XX ANIVERSARIO EL SOL DEL MEMBRILLO

LA LUZ DEL CINE
Hace veinte años veía la luz El sol del membrillo, una película de Víctor Erice realizada “según una idea cinematográfica original” del pintor Antonio López y el director de El espíritu de la colmena (1973) y El sur (1983). Tener una idea (en cine) –diría algunos años después el filósofo Gilles Deleuze con motivo del centenario del cinematógrafo– es expresar un potencial comprometido con un modo de expresión e inseparable de este. Algo así como que tener una idea en cine, o en cualquier otro ámbito que implique al pensamiento, supone materializar esa idea en la forma de expresión que le es propia a ese ámbito. Desde este punto de vista, la de Víctor Erice y Antonio López fue, ciertamente, una idea cinematográfica, pues proponía abordar, desde la plasmación de la duración y el movimiento consustanciales a la representación cinematográfica, el problema de la suspensión de la temporalidad inherente a la pintura. Mirar, a través del cine, la mirada del pintor.
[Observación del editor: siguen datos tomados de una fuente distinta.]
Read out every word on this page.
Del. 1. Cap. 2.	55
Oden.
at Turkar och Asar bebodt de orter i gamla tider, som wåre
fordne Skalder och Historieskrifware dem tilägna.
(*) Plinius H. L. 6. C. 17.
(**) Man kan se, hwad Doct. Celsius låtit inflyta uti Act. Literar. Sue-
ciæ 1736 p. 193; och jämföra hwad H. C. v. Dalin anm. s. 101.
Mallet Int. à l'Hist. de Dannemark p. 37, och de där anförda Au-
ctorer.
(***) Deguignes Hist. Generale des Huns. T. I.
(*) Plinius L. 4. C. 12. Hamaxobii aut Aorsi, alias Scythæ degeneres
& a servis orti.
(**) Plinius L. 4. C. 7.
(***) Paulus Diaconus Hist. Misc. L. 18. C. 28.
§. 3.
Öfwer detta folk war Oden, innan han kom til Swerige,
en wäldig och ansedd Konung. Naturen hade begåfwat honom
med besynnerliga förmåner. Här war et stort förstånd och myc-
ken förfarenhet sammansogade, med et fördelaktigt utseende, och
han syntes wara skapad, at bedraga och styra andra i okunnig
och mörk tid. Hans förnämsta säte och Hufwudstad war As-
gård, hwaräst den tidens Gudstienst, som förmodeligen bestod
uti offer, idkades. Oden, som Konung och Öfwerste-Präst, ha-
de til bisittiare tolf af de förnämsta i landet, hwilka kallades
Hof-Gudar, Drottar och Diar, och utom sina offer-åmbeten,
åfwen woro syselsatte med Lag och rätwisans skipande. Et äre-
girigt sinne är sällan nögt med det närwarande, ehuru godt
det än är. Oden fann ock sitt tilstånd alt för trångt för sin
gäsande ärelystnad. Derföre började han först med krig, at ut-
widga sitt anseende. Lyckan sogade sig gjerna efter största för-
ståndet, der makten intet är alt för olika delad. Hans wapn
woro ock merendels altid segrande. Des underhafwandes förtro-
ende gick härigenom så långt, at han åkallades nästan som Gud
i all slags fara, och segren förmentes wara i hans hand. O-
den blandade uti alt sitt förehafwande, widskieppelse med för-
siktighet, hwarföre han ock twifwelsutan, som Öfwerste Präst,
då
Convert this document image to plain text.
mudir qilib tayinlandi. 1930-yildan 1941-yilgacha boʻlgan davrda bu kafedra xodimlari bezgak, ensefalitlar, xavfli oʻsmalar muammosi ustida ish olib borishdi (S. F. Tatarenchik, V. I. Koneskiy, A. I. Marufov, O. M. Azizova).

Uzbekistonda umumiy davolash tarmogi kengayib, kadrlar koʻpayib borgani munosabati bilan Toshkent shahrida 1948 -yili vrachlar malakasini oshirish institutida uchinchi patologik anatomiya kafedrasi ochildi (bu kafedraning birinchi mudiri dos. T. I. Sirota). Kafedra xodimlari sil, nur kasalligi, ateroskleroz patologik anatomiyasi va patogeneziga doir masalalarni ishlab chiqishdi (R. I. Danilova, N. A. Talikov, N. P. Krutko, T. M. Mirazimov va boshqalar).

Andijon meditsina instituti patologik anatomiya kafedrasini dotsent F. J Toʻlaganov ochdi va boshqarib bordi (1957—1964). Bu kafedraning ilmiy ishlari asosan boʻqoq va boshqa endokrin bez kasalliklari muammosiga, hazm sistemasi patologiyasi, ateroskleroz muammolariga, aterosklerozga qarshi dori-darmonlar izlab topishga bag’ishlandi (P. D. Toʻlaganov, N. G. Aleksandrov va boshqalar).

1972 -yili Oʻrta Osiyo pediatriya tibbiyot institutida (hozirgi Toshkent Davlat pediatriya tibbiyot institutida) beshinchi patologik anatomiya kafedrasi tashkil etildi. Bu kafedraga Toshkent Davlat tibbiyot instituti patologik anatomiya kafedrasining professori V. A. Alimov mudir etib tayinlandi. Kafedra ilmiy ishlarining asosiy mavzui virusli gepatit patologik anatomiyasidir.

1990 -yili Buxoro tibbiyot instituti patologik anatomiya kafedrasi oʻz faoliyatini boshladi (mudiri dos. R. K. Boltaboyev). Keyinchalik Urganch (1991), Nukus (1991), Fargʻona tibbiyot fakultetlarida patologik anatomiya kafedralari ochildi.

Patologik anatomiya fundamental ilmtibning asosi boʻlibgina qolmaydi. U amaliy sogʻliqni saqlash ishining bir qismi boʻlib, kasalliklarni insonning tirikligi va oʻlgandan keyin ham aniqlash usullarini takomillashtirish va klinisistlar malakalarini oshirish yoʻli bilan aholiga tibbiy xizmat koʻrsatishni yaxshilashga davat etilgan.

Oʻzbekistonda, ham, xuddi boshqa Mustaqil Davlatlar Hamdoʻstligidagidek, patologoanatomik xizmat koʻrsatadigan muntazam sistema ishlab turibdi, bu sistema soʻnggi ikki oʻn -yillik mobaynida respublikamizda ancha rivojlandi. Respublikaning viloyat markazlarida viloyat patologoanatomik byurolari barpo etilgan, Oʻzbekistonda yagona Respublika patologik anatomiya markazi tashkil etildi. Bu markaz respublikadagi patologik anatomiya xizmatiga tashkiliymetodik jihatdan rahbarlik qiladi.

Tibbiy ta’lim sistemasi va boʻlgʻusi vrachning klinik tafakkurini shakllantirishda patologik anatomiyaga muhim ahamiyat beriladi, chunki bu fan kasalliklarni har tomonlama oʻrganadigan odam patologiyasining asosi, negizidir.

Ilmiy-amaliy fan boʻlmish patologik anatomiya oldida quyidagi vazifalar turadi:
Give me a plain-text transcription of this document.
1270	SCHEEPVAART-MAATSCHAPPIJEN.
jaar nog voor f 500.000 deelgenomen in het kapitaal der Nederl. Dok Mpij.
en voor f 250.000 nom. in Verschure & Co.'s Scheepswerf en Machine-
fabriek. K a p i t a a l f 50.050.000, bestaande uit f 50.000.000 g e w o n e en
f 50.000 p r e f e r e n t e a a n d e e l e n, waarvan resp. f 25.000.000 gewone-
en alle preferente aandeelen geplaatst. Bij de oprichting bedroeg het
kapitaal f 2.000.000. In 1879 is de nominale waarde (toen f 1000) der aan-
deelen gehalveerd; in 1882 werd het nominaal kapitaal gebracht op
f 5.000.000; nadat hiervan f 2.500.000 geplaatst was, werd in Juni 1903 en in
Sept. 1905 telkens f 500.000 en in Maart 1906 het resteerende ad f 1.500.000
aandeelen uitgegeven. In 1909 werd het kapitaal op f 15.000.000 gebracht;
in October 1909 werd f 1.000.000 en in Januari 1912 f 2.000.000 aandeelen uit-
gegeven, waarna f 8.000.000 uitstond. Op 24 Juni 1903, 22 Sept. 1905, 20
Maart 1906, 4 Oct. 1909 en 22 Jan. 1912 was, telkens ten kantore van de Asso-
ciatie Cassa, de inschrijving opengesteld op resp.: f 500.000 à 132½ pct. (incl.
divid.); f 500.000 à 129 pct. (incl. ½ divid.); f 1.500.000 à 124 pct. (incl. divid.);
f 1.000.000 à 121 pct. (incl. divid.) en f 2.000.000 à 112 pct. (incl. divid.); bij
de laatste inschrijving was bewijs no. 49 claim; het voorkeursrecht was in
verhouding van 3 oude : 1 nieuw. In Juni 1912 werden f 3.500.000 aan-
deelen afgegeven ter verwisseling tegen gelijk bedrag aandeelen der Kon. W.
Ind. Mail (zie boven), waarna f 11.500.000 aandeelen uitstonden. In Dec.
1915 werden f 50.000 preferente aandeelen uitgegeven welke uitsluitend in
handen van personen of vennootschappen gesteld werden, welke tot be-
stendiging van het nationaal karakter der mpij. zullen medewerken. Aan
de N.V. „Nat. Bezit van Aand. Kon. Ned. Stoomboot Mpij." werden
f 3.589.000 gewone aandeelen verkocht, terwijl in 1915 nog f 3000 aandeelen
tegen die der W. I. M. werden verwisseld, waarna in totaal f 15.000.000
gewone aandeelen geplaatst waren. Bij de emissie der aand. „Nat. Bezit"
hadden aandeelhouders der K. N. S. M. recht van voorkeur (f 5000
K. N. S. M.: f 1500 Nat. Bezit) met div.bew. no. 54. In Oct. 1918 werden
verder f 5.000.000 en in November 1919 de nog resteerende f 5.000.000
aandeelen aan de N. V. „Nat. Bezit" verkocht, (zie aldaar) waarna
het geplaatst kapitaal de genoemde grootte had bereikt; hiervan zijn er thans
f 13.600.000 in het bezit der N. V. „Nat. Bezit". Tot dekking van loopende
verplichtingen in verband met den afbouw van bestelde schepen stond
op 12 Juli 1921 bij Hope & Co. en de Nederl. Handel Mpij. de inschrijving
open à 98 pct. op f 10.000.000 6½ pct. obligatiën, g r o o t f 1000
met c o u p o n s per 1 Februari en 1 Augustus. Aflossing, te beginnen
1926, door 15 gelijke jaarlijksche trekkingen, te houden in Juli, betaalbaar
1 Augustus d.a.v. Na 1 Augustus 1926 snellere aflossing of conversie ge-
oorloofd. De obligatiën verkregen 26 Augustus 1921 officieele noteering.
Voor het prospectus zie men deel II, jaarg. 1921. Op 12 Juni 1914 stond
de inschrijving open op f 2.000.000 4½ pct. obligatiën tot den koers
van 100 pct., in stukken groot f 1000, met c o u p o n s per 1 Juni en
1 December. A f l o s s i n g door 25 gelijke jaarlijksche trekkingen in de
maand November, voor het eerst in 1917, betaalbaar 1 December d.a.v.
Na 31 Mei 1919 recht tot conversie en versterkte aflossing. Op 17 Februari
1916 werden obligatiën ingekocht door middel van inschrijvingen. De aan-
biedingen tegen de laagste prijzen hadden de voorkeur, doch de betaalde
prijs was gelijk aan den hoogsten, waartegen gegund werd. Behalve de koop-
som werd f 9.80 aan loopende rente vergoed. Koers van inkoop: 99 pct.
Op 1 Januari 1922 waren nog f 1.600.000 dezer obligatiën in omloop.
Durante el otoño de 1990 y la primavera de 1991 la cámara acompaña a Antonio López en la aventura de pintar el membrillero que crece en el patio de su estudio madrileño; difícilmente podría calificarse de otro modo esta experiencia en la que, ante el afán de retener para siempre en el lienzo la luz del sol otoñal que cae sobre los frutos dorados, la meticulosidad en la preparación del lugar de trabajo y la perseverancia ante las adversidades (las escasas horas del día en que la luz cae exactamente en el punto deseado, la inevitable degradación de los frutos), hasta la intervención de los fenómenos atmosféricos adquiere una dimensión dramática. Una particular lucha contra los elementos en la que se pone de manifiesto el concienzudo trabajo que subyace a la aparente naturalidad de la representación realista. La minuciosa medición de las distancias y el cálculo del desplazamiento de la luz, a lo que se añade el uso de instrumentos como la escuadra, el cobertor que guarece al árbol y al pintor en los días de lluvia o la caña que sirve para levantar las hojas y los frutos que ceden al peso de la gravedad, se conjuran aquí para desmentir la cualidad cuasifotográfica de las pinturas de Antonio López. Pero si en el desvelamiento de este proceso la película se interna en los derroteros del documental, la expresión que adopta nos impele, con fuerza decisiva, aunque casi imperceptible, al territorio de la ficción, trabajando la naturalidad con una perseverancia tan minuciosa y concienzuda como la del pintor. ¿De qué otro modo, si no, se entiende la ubicua y silenciosa presencia de la cámara, testigo y cómplice de la intimidad y las soledades de los personajes? El mecanismo solo aparece revelado al final de la cinta, cuando la propia cámara pasa a formar parte de la puesta en escena, filmando el proceso de descomposición de los membrillos caídos, captando, con la luz del cine, esa luz que el pintor persigue en su sueño.